PrefectHQ / prefect

Prefect is a workflow orchestration framework for building resilient data pipelines in Python.
https://prefect.io
Apache License 2.0
16.26k stars 1.58k forks source link

Any parameter containing a JSON schema will be confused by Block loading #15763

Open indigoviolet opened 6 days ago

indigoviolet commented 6 days ago

Bug summary

from typing import Any

from prefect import flow
from pydantic import BaseModel

class Foo(BaseModel):
    a: int
    b: str

class Bar(BaseModel):
    c: Foo

class Baz(BaseModel):
    jsonschema: dict[str, Any]

@flow
def my_flow(b: Baz):
    pass

if __name__ == "__main__":
    b2 = Baz(jsonschema=Bar.model_json_schema())
    my_flow(b=b2)

This will fail because of https://github.com/PrefectHQ/prefect/blob/cd4994ce81a476da575348b286bb62ce50603a89/src/prefect/flows.py#L537

It seems to me that this block loading code is casting too wide a net with $ref? or not encoding blocks in a specific-enough way?
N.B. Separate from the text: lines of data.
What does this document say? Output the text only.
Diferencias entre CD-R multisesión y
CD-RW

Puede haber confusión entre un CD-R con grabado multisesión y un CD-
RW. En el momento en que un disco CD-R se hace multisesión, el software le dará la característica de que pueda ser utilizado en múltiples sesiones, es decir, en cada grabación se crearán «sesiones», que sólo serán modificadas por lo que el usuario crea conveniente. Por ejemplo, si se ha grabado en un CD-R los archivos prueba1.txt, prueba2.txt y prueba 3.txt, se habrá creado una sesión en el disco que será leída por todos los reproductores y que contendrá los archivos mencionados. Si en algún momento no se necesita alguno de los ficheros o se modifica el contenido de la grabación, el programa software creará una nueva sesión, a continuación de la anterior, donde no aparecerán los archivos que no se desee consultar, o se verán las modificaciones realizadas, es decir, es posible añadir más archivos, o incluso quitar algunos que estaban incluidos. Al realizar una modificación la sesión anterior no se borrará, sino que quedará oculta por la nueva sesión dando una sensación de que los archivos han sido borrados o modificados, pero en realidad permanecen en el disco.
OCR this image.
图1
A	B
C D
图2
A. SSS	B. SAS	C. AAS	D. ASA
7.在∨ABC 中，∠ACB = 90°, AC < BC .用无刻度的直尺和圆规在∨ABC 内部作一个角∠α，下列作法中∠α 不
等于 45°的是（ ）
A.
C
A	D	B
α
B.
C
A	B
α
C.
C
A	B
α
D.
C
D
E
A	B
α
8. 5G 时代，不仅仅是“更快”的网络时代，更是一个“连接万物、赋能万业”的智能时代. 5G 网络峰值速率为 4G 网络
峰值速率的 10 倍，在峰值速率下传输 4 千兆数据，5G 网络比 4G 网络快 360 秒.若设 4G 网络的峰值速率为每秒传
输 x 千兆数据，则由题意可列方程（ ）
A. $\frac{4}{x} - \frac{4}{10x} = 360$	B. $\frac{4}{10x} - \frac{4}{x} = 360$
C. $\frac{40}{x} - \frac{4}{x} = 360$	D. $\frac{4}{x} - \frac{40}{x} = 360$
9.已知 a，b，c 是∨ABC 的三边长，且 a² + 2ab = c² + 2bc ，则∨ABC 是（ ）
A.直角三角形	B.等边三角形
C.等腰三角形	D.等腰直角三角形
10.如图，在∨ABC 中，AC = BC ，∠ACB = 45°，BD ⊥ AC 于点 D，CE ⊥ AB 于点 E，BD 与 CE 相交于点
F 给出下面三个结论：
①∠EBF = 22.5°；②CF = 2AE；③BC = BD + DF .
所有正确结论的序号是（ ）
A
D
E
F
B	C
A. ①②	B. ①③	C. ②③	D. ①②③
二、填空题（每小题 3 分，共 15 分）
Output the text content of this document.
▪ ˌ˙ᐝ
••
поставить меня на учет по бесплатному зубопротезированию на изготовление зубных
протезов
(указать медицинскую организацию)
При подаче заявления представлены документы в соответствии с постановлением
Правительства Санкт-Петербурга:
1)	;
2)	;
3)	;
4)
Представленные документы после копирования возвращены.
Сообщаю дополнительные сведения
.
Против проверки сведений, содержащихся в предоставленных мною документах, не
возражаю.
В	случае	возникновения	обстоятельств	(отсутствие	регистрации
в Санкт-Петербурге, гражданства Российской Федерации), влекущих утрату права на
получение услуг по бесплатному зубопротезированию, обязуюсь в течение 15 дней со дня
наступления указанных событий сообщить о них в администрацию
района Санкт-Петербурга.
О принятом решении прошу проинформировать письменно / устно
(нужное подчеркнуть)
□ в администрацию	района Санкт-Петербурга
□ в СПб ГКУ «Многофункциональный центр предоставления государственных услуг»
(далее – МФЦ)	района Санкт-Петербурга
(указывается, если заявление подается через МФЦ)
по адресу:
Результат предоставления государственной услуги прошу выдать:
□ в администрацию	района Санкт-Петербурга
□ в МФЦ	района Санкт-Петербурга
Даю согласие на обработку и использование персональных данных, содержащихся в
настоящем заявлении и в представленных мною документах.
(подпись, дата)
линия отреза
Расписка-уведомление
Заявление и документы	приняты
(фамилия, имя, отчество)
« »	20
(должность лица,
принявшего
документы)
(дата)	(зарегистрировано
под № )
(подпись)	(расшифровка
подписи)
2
Version info (prefect version output)

❯ prefect version                                      
Version:             3.0.10
API version:         0.8.4
Python version:      3.11.9
Git commit:          3aa2d893
Built:               Tue, Oct 15, 2024 1:31 PM
OS/Arch:             darwin/arm64
Profile:             ephemeral
Server type:         ephemeral
Pydantic version:    2.9.1
Server:
  Database:          sqlite
  SQLite version:    3.46.0
Integrations:
  prefect-gcp:       0.6.1

Additional context

No response

desertaxle commented 4 days ago

Thanks for the bug report @indigoviolet! Your analysis that just checking for $ref is too general. We should be looking for dictionaries that match this shape when loading block document references:

{
    "$ref": {
        "block_document_id": <UUID>
    }
}

Do you want to submit a PR for a bug fix since you've already found where the fix needs to go?

indigoviolet commented 4 days ago

@desertaxle That shape doesn't seem to be a complete specification based on the current logic in Block.load_from_ref:

https://github.com/PrefectHQ/prefect/blob/c78feea70200dcfad568f0711d38e64fe89d0a9e/src/prefect/blocks/core.py#L968-L976

for example, data[$ref] can be a string, UUID, or {'block_document_id': str | UUID} or {'block_document_slug': <something else>}.

Do you have a suggestion for how to handle this?